Die Sache leicht du überstehst,
wenn du mit mir vom Haus weggehst.“

Da war das Mädchen aber froh! Sie steckte die Schürze gleich hoch, damit die Schlange bequem Platz hatte, dann sagte sie: „Jetzt hol ich schnell die Schubkarre, denn es ist schon recht spät geworden, dann gehen wir zum Kroatengraben, ich hole die Brennnesseln für die Enten, und dich lasse ich dort los…“ Die Schlange schüttelte aber dabei nur den Kopf und meinte:

„Mich ohne Sorge dort zu lassen
würde uns grad‘ so erfassen:
der Fluch sitzt auf uns allen beiden,
wir werden tot sein, gleich den Steinen.“

„Was dann?“ fragte Anna verzweifelt, mit aufgerissenen Augen. Dann richtete sich die Hausschlange auf, sah dem Mädchen tief in die Augen und sagte:

„Unglück verwandele jetzt ins Glück,
trag mich in deinem Kleidungsstück,
durch den Wald und Kräuter, giftig,
sind alle ängstlich, du getrau dich,
zum Schlangenkönig, Herrn der Herren,
damit wir wieder glücklich werden!“

„Von einem Schlangenkönig habe ich noch nie etwas gehört“, gab das Mädchen aufrichtig und auch ein wenig erstaunt zu, und wollte wissen: „Wo ist er zu Hause?“ Dann hieß es von der Schlange:

„Über Tal und über Brücken,
wo sich Räuber auch verdrücken,
steht ein Schloss im Steinbruchswald,
dorthin musst jetzt mit Gewalt.
Denk nicht nach so lange hier,
zum Schlangenkönig müssen wir!“

 Jetzt war aber die Anna erst richtig verzweifelt! Weil sie immer wieder hörte, dass man in der ganzen Gegend nur dorthin nicht gehen dürfe, in den Steinbruchswald, weil man dann vielleicht auf einmal für immer weg ist.

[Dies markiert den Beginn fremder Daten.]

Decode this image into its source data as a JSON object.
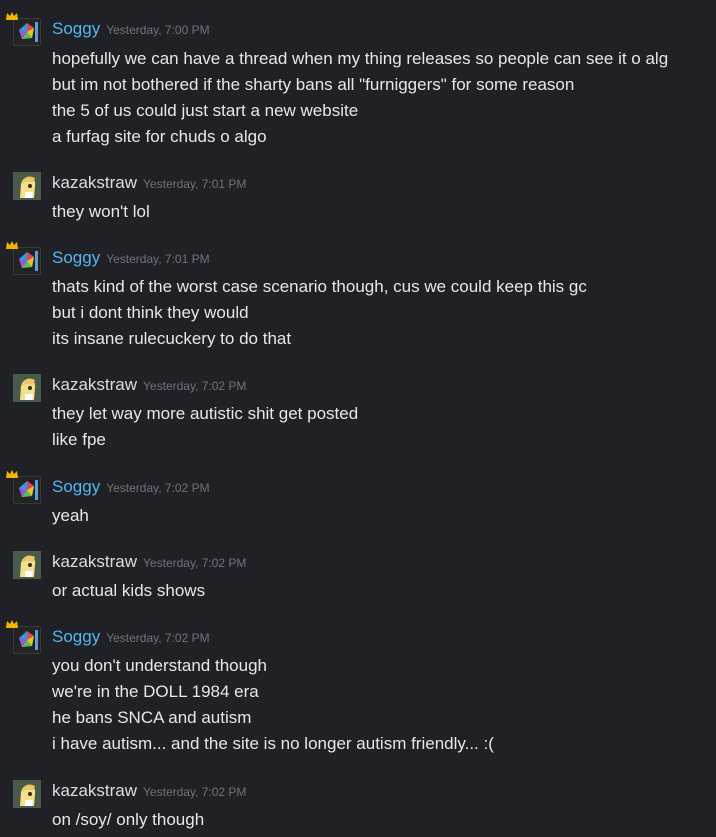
{
  "colors": {
    "background": "#1f2126",
    "soggy_name": "#56b6f0",
    "kazak_name": "#dcdde0",
    "timestamp": "#6f727a",
    "text": "#e6e7ea",
    "crown": "#f2b400"
  },
  "messages": [
    {
      "author": "Soggy",
      "time": "Yesterday, 7:00 PM",
      "lines": [
        "hopefully we can have a thread when my thing releases so people can see it o alg",
        "but im not bothered if the sharty bans all \"furniggers\" for some reason",
        "the 5 of us could just start a new website",
        "a furfag site for chuds o algo"
      ]
    },
    {
      "author": "kazakstraw",
      "time": "Yesterday, 7:01 PM",
      "lines": [
        "they won't lol"
      ]
    },
    {
      "author": "Soggy",
      "time": "Yesterday, 7:01 PM",
      "lines": [
        "thats kind of the worst case scenario though, cus we could keep this gc",
        "but i dont think they would",
        "its insane rulecuckery to do that"
      ]
    },
    {
      "author": "kazakstraw",
      "time": "Yesterday, 7:02 PM",
      "lines": [
        "they let way more autistic shit get posted",
        "like fpe"
      ]
    },
    {
      "author": "Soggy",
      "time": "Yesterday, 7:02 PM",
      "lines": [
        "yeah"
      ]
    },
    {
      "author": "kazakstraw",
      "time": "Yesterday, 7:02 PM",
      "lines": [
        "or actual kids shows"
      ]
    },
    {
      "author": "Soggy",
      "time": "Yesterday, 7:02 PM",
      "lines": [
        "you don't understand though",
        "we're in the DOLL 1984 era",
        "he bans SNCA and autism",
        "i have autism... and the site is no longer autism friendly... :("
      ]
    },
    {
      "author": "kazakstraw",
      "time": "Yesterday, 7:02 PM",
      "lines": [
        "on /soy/ only though"
      ]
    }
  ]
}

Das Mädchen wusste es, sie durfte das ja ihren Eltern auf gar keinen Fall sagen, sie würden sie sicher nicht den Weg gehen lassen, weil sie eine zu große Angst um sie hätten. Die Schlange riet ihr aber, sie soll von ihrer abgeworfenen Haut ein Stückchen abschneiden und auf den Tisch legen, den anderen Teil soll sie gleich in ihrer Lade verstecken. Wenn dann ihre Mutter die Haut findet, wird sie sich daran erinnern, dass das von der Hausschlange ist, die sie, als sie selbst ein kleines Mädchen war, ja auch schon einmal gefüttert hatte. Dann wird auch ihre Verzweiflung nachlassen, da sie weiß, dass die Schlange gefüttert worden ist, sonst hätte sie ja ihre Haut nicht ausgezogen. Und weil es so kein Unglück gibt, wird sie ihre Ruhe schon finden.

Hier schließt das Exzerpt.